La journée des pauvres du monde


Nous fêtons demain la Journée internationale des travailleurs.


Karl Marx avait appelé à l’union : « Prolétaires de tous les pays, unissez-vous », même si beaucoup de pauvres n’étaient pas des prolétaires. Lénine, élargissant les vues, avait aussi appelé les paysans et les peuples colonisés à lutter unis sous la direction du prolétariat.


La date a été choisie en hommage aux martyrs de Chicago : le 1er mai 1886, les ouvriers se mirent en grève dans un pays capitaliste où les masses laborieuses étaient confrontées au chômage et à d’autres calamités associées aux crises économiques qui sont inséparables du système. Leurs droits n’étaient pas reconnus, et les syndicats étaient considérés par la bourgeoisie comme des organisations terroristes ennemies du peuple étasunien.


Les capitalistes recoururent ensuite à leurs meilleures armes : la division et l’économisme pour miner la lutte révolutionnaire. Le mouvement ouvrier se divisa, et ce furent les revendications syndicales qui devinrent pour beaucoup l’objectif principal, au milieu de la pauvreté régnante, plutôt que le changement de la société.

Les États-Unis devinrent le pays capitaliste aux écarts les plus marqués entre les revenus des plus riches et ceux des plus  pauvres. À l’ombre de leur hégémonie, l’Amérique latine devint à son tour la zone du tiers-monde où les inégalités entre les riches et les pauvres étaient les plus profondes. Les riches jouissaient de niveaux de vie comparables à ceux des bourgeoisies des pays développés d’Europe. La notion de patrie avait disparu des couches les plus riches de la population.


Le choc entre la grande puissance du Nord et la Révolution cubaine était inévitable.
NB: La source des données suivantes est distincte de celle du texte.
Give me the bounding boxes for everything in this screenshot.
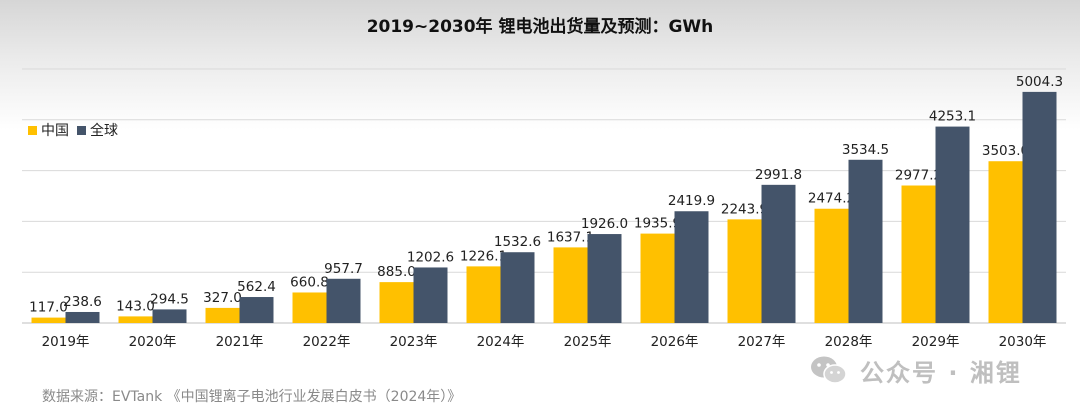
data-label-china: 327.0	[203, 290, 242, 306]
data-label-china: 885.0	[377, 264, 416, 280]
bar-china	[31, 317, 66, 323]
x-tick-label: 2024年	[477, 334, 525, 350]
data-label-china: 143.0	[116, 298, 155, 314]
legend-swatch-global	[77, 125, 86, 135]
bar-global	[1022, 91, 1057, 323]
bar-china	[205, 307, 240, 323]
data-label-global: 4253.1	[929, 109, 976, 125]
data-label-global: 2991.8	[755, 167, 802, 183]
x-tick-label: 2020年	[129, 334, 177, 350]
x-tick-label: 2029年	[912, 334, 960, 350]
chart-title: 2019~2030年 锂电池出货量及预测：GWh	[366, 17, 714, 37]
x-tick-label: 2027年	[738, 334, 786, 350]
bar-global	[761, 184, 796, 323]
data-label-global: 238.6	[63, 294, 102, 310]
data-label-china: 1637.1	[547, 229, 594, 245]
data-label-global: 3534.5	[842, 142, 889, 158]
data-label-global: 957.7	[324, 261, 363, 277]
legend-item-global: 全球	[77, 120, 118, 140]
legend-label-global: 全球	[90, 123, 118, 139]
data-label-global: 562.4	[237, 279, 276, 295]
bar-china	[553, 247, 588, 323]
bar-china	[640, 233, 675, 323]
bar-china	[988, 161, 1023, 323]
bar-global	[413, 267, 448, 323]
x-tick-label: 2022年	[303, 334, 351, 350]
data-label-china: 2243.9	[721, 201, 768, 217]
legend-swatch-china	[28, 125, 37, 135]
x-tick-label: 2028年	[825, 334, 873, 350]
watermark: 公众号 · 湘锂	[810, 350, 1022, 390]
bar-global	[587, 234, 622, 323]
legend-label-china: 中国	[41, 123, 69, 139]
x-tick-label: 2019年	[42, 334, 90, 350]
bar-global	[935, 126, 970, 323]
data-label-china: 2474.2	[808, 191, 855, 207]
x-tick-label: 2026年	[651, 334, 699, 350]
bar-china	[901, 185, 936, 323]
data-label-global: 1202.6	[407, 249, 454, 265]
data-label-china: 1226.1	[460, 248, 507, 264]
bar-china	[379, 282, 414, 323]
bar-global	[239, 297, 274, 323]
source-note: 数据来源：EVTank 《中国锂离子电池行业发展白皮书（2024年）》	[42, 389, 462, 405]
bar-global	[848, 159, 883, 323]
data-label-china: 1935.9	[634, 216, 681, 232]
legend: 中国 全球	[28, 120, 126, 140]
x-tick-label: 2023年	[390, 334, 438, 350]
bar-global	[65, 311, 100, 323]
bar-china	[292, 292, 327, 323]
data-label-china: 660.8	[290, 274, 329, 290]
bar-china	[118, 316, 153, 323]
data-label-global: 5004.3	[1016, 74, 1063, 90]
watermark-text: 公众号 · 湘锂	[860, 358, 1022, 387]
x-tick-label: 2021年	[216, 334, 264, 350]
bar-china	[814, 208, 849, 323]
wechat-icon	[810, 355, 848, 385]
data-label-global: 1532.6	[494, 234, 541, 250]
x-tick-label: 2030年	[999, 334, 1047, 350]
data-label-china: 3503.0	[982, 143, 1029, 159]
data-label-global: 2419.9	[668, 193, 715, 209]
bar-global	[326, 278, 361, 323]
data-label-global: 1926.0	[581, 216, 628, 232]
bar-global	[674, 211, 709, 323]
bar-china	[727, 219, 762, 323]
x-tick-label: 2025年	[564, 334, 612, 350]
data-label-china: 117.0	[29, 300, 68, 316]
bar-global	[152, 309, 187, 323]
bar-global	[500, 252, 535, 323]
legend-item-china: 中国	[28, 120, 69, 140]
data-label-china: 2977.2	[895, 168, 942, 184]
bar-china	[466, 266, 501, 323]
data-label-global: 294.5	[150, 291, 189, 307]
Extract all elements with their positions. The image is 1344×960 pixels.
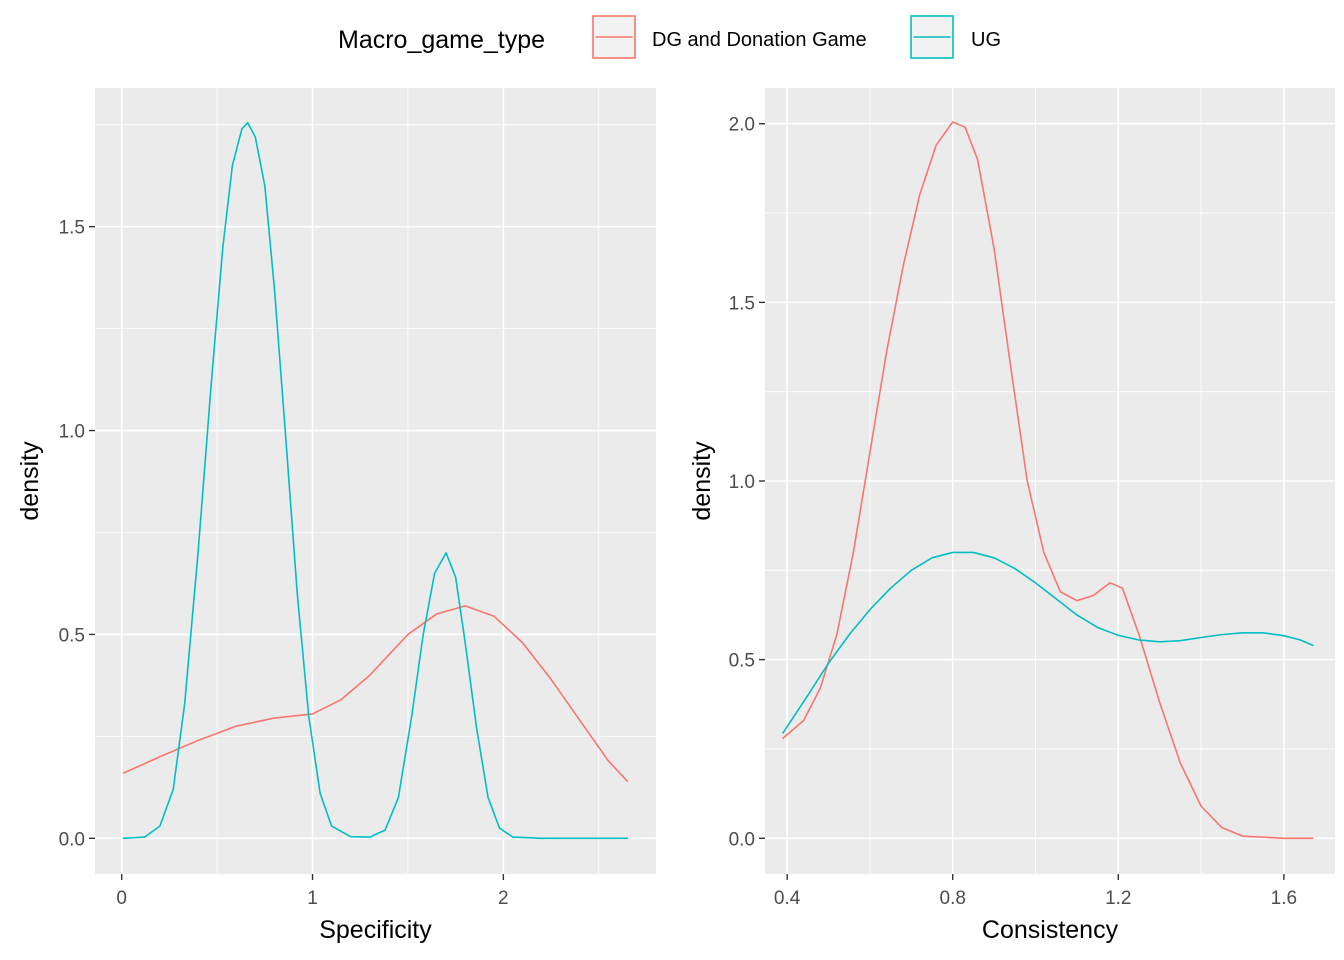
x-tick-label: 0 (116, 888, 127, 909)
y-tick-label: 1.0 (59, 422, 85, 443)
x-tick-label: 1.2 (1105, 888, 1131, 909)
series-line-ug (122, 121, 629, 840)
y-axis-title: density (688, 441, 716, 521)
series-line-dg-and-donation-game (782, 121, 1314, 840)
y-tick-label: 1.5 (729, 293, 755, 314)
legend-label-dg: DG and Donation Game (652, 29, 867, 51)
legend-label-ug: UG (971, 29, 1001, 51)
y-tick-label: 0.5 (59, 625, 85, 646)
legend-item-ug: UG (910, 15, 1001, 59)
legend: Macro_game_type DG and Donation Game UG (338, 15, 1001, 59)
x-axis-title: Specificity (319, 916, 432, 944)
x-tick-label: 0.8 (940, 888, 966, 909)
y-tick-label: 0.5 (729, 651, 755, 672)
x-tick-label: 2 (498, 888, 509, 909)
specificity-density-panel: 0 1 2 0.0 0.5 1.0 1.5 Specificity density (16, 88, 656, 944)
x-tick-label: 1 (307, 888, 318, 909)
panel-background (95, 88, 656, 874)
y-tick-label: 0.0 (729, 829, 755, 850)
x-axis-title: Consistency (982, 916, 1119, 944)
y-axis-title: density (16, 441, 44, 521)
y-tick-label: 1.0 (729, 472, 755, 493)
x-tick-label: 1.6 (1271, 888, 1297, 909)
y-tick-label: 2.0 (729, 115, 755, 136)
consistency-density-panel: 0.4 0.8 1.2 1.6 0.0 0.5 1.0 1.5 2.0 Consistency de… (688, 88, 1335, 944)
series-line-ug (782, 551, 1314, 734)
x-tick-label: 0.4 (774, 888, 801, 909)
y-tick-label: 0.0 (59, 829, 85, 850)
legend-item-dg: DG and Donation Game (592, 15, 867, 59)
legend-title: Macro_game_type (338, 26, 545, 54)
y-tick-label: 1.5 (59, 218, 85, 239)
series-line-dg-and-donation-game (122, 605, 629, 783)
L’empire sous-estima la résistance héroïque du peuple de notre petit pays.


Il est maintenant disposé à nous pardonner si nous nous résignons à rentrer au bercail, tels des esclaves qui, après avoir connu la liberté, accepteraient de nouveau le fouet et le carcan.


La planète se débat aujourd’hui au milieu de crises économiques, de pandémies, de changements climatiques, de dangers de guerres et d’autres problèmes connexes. La tâche politique se fait plus complexe, et certains se bercent encore de l’illusion qu’ils peuvent manipuler les peuples comme des marionnettes.


On ne saurait encore dire le dernier mot sur ce qu’il faut attendre de l’administration étasunienne en place. Il existe des facteurs nouveaux, tant objectifs que subjectifs. Nous étudions et observons soigneusement chacune de ses démarches. Nous ne sommes pas des incendiaires, contrairement à ce que pensent certains, mais non plus des sots qui se laissent berner aisément par ceux pour qui rien d’autre n’a d’importance que les lois du marché et le système de production capitaliste. Nous avons le devoir de lutter pour la paix, car il n’y a pas d’alternative, mais que l’adversaire ne se fasse jamais l’illusion que Cuba se rendra.


Nous espérons que, chaque 1er Mai, des milliers d’hommes et de femmes de tous les coins de la planète partageront avec nous la Journée internationale des travailleurs que nous fêtons depuis cinquante ans.  Ce n’est pas pour rien que nous avions proclamé, bien avant le 1er janvier 1959, que notre Révolution serait la Révolution des humbles, par les humbles et pour les humbles. Ceci a été largement prouvé par les succès remportés par notre patrie en éducation, en santé, en science, en culture et dans d’autres domaines, en particulier la force et l’unité du peuple, malgré l’impitoyable blocus.